Rubin seems to have made Rick Perry her own personal whipping boy, calling him, among other things, a buffoon. It almost makes me wonder if the Texas Governor used to beat her up and take her lunch money in kindergarten. But I checked and can say for sure they did not grow up together.

All this brings us to Rubin’s battle with Red State’s Erick Erickson, a conservative writer and a commenter on CNN. Yesterday, Erickson wrote a post which called out Rubin for being a foreign policy-only conservative and for being a surreptitious mouthpiece for the Romney campaign. One paragraph in his post started an uproar:

Jenn Rubin, when not pushing out Romney talking points is in favor of freeing traitors, claims to be a conservative covering the conservative movement, though she has nothing in common with conservatives other than hating terrorists. A conservative friend says she’s best understood as ‘Likud’ rather than Republican or conservative.

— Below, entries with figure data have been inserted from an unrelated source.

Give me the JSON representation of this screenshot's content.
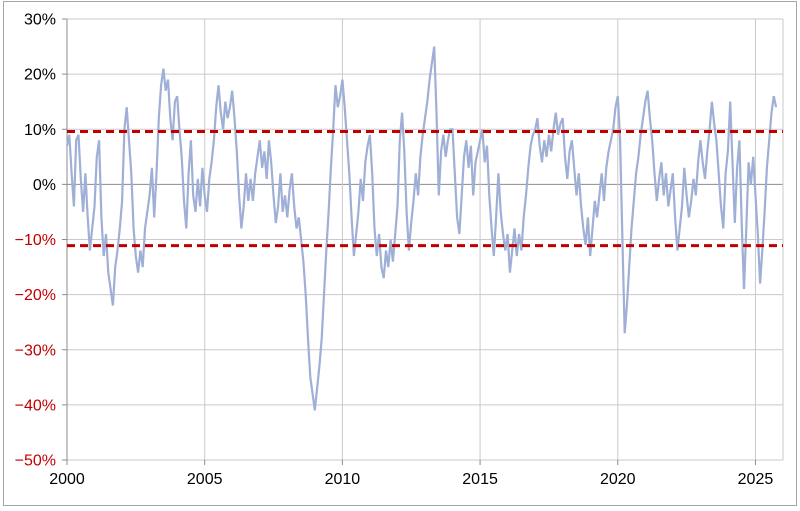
{
  "chart_data": {
    "type": "line",
    "title": "",
    "xlabel": "",
    "ylabel": "",
    "x_range": [
      2000,
      2026
    ],
    "y_range": [
      -50,
      30
    ],
    "grid": true,
    "legend": "none",
    "x_ticks": [
      {
        "v": 2000,
        "label": "2000"
      },
      {
        "v": 2005,
        "label": "2005"
      },
      {
        "v": 2010,
        "label": "2010"
      },
      {
        "v": 2015,
        "label": "2015"
      },
      {
        "v": 2020,
        "label": "2020"
      },
      {
        "v": 2025,
        "label": "2025"
      }
    ],
    "y_ticks": [
      {
        "v": 30,
        "label": "30%"
      },
      {
        "v": 20,
        "label": "20%"
      },
      {
        "v": 10,
        "label": "10%"
      },
      {
        "v": 0,
        "label": "0%"
      },
      {
        "v": -10,
        "label": "−10%"
      },
      {
        "v": -20,
        "label": "−20%"
      },
      {
        "v": -30,
        "label": "−30%"
      },
      {
        "v": -40,
        "label": "−40%"
      },
      {
        "v": -50,
        "label": "−50%"
      }
    ],
    "reference_lines": [
      {
        "name": "upper-band",
        "value": 9.6,
        "style": "dashed"
      },
      {
        "name": "lower-band",
        "value": -11.1,
        "style": "dashed"
      }
    ],
    "series": [
      {
        "name": "monthly-yoy-change-pct",
        "start_year": 2000,
        "points_per_year": 12,
        "values": [
          7,
          9,
          2,
          -4,
          8,
          9,
          1,
          -5,
          2,
          -6,
          -12,
          -8,
          -4,
          5,
          8,
          -6,
          -13,
          -9,
          -16,
          -19,
          -22,
          -15,
          -12,
          -8,
          -3,
          10,
          14,
          8,
          2,
          -8,
          -13,
          -16,
          -12,
          -15,
          -8,
          -5,
          -2,
          3,
          -6,
          2,
          12,
          18,
          21,
          17,
          19,
          12,
          8,
          15,
          16,
          10,
          5,
          -3,
          -8,
          2,
          8,
          -2,
          -5,
          1,
          -4,
          3,
          -2,
          -5,
          1,
          4,
          8,
          14,
          18,
          13,
          10,
          15,
          12,
          14,
          17,
          12,
          6,
          -2,
          -8,
          -4,
          2,
          -3,
          1,
          -3,
          2,
          5,
          8,
          3,
          6,
          1,
          8,
          4,
          -2,
          -7,
          -4,
          2,
          -5,
          -2,
          -6,
          -1,
          2,
          -4,
          -8,
          -6,
          -10,
          -14,
          -20,
          -28,
          -35,
          -38,
          -41,
          -37,
          -33,
          -28,
          -20,
          -12,
          -5,
          3,
          10,
          18,
          14,
          16,
          19,
          14,
          8,
          2,
          -6,
          -13,
          -9,
          -5,
          1,
          -3,
          4,
          7,
          9,
          2,
          -8,
          -13,
          -9,
          -15,
          -17,
          -12,
          -15,
          -10,
          -14,
          -9,
          -4,
          8,
          13,
          6,
          -5,
          -12,
          -7,
          -3,
          2,
          -2,
          5,
          9,
          12,
          15,
          19,
          22,
          25,
          13,
          -2,
          6,
          9,
          5,
          8,
          10,
          10,
          2,
          -6,
          -9,
          -2,
          5,
          8,
          3,
          7,
          -2,
          4,
          6,
          8,
          10,
          4,
          7,
          -2,
          -8,
          -13,
          -6,
          2,
          -5,
          -9,
          -12,
          -9,
          -16,
          -12,
          -8,
          -13,
          -9,
          -12,
          -6,
          -2,
          3,
          7,
          9,
          10,
          12,
          7,
          4,
          8,
          5,
          9,
          6,
          10,
          13,
          9,
          11,
          12,
          5,
          1,
          6,
          8,
          3,
          -2,
          2,
          -4,
          -8,
          -11,
          -6,
          -13,
          -8,
          -3,
          -6,
          -2,
          2,
          -3,
          3,
          6,
          8,
          10,
          14,
          16,
          8,
          -10,
          -27,
          -22,
          -15,
          -8,
          -3,
          2,
          5,
          9,
          12,
          15,
          17,
          12,
          8,
          2,
          -3,
          1,
          4,
          -2,
          2,
          -4,
          -1,
          2,
          -6,
          -12,
          -8,
          -4,
          3,
          -2,
          -6,
          -3,
          1,
          -2,
          4,
          8,
          4,
          1,
          6,
          10,
          15,
          11,
          8,
          2,
          -4,
          -8,
          2,
          6,
          15,
          4,
          -7,
          3,
          8,
          -7,
          -19,
          -8,
          4,
          0,
          5,
          -2,
          -9,
          -18,
          -12,
          -5,
          3,
          8,
          13,
          16,
          14
        ]
      }
    ],
    "colors": {
      "line": "#9FAFD6",
      "reference": "#C00000",
      "grid": "#C9C9C9",
      "axis": "#8C8C8C",
      "tick_label_positive": "#000000",
      "tick_label_negative": "#C00000",
      "background": "#FFFFFF",
      "frame_border": "#A6A6A6"
    }
  }
}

There’s nothing wrong with being Likud, but one ought to be honest about it.

I agreed with that paragraph when I first read it during my morning commute. Erickson was basically saying the same thing as me; being for a strong military and a strong response to terrorism does not necessarily make someone a conservative.

During the commute home, to my surprise, I learned that many people branded Erickson an anti-Semite. Apparently his “Likud” comment was interpreted as a charge of dual loyalty. Not knowing Erick personally (met him a few times) but being a pretty regular Red State reader, I can attest to the fact that nothing in his writings have ever struck me as anti-Semitic.

Erick is not the most subtle person around. If he were to make a charge of dual loyalty, the reader would be hit over the head with it. Kind of the way Media Matters’ Senior Fellow MJ Rosenberg does when he calls Jews who support Israel “Israel-Firsters,” or the way Sirius XM sports jock Chris Russo and his partner at the time, WFAN’s Mike Francesa, did right after 9/11 when they called for Americans of the Jewish faith to take a loyalty oath.

Erickson is not big on subtlety, but he is also not an anti-Semite and his criticism of Jennifer Rubin was 100% on the money.

More despicable than the misinterpretation of Erickson’s comment was Jennifer Rubin’s arrogant response to it, which not only slammed the Red State big shot but the entire blogging profession which pays her salary.

“You want a Washington Post journalist to comment on an anti-Semitic screed by some blogger?” Rubin asked. “My arms are not long enough to punch down that far.”

Even though she ironically just did what she said she was too good to do.

Allow me to remind Rubin what it says right under her name with every post:

Jennifer Rubin writes the Right Turn blog for The Post, offering reported opinion from a conservative perspective.

You see Jennifer Rubin is one of those “some blogger” types. And maybe to the readers of the very liberal Washington Post she is a conservative, but to the rest of us conservatives she is nothing more than an arrogant “not conservative blogger” who is not a big fan of either conservatives or bloggers.

If Rubin believes bloggers are so low that she could not reach down to punch one in the nose, she can get the hell out! There are plenty of bloggers (like me ) working a regular job during the day, coming home to write all hours of the night, and waking early to write again. We would kill to get a paid gig, so we take any story. Most of the time we are writing because we feel passionate about our chosen subjects. Most of the time we do not get paid for toiling at all hours, but our tip jars are always open (see upper left-hand column).

Rubin should quit the j0b she disparages, or maybe it’s time for the Washington Post to hire a real conservative to blog from the “right side” of the issues. Dave Weigel is not a conservative and neither is Jennifer Rubin. Why not hire someone like Ed Morrissey of Hot Air or, since he has a mega-sized blog to run, maybe they should pick someone else. I understand that Yid With Lid guy is pretty good.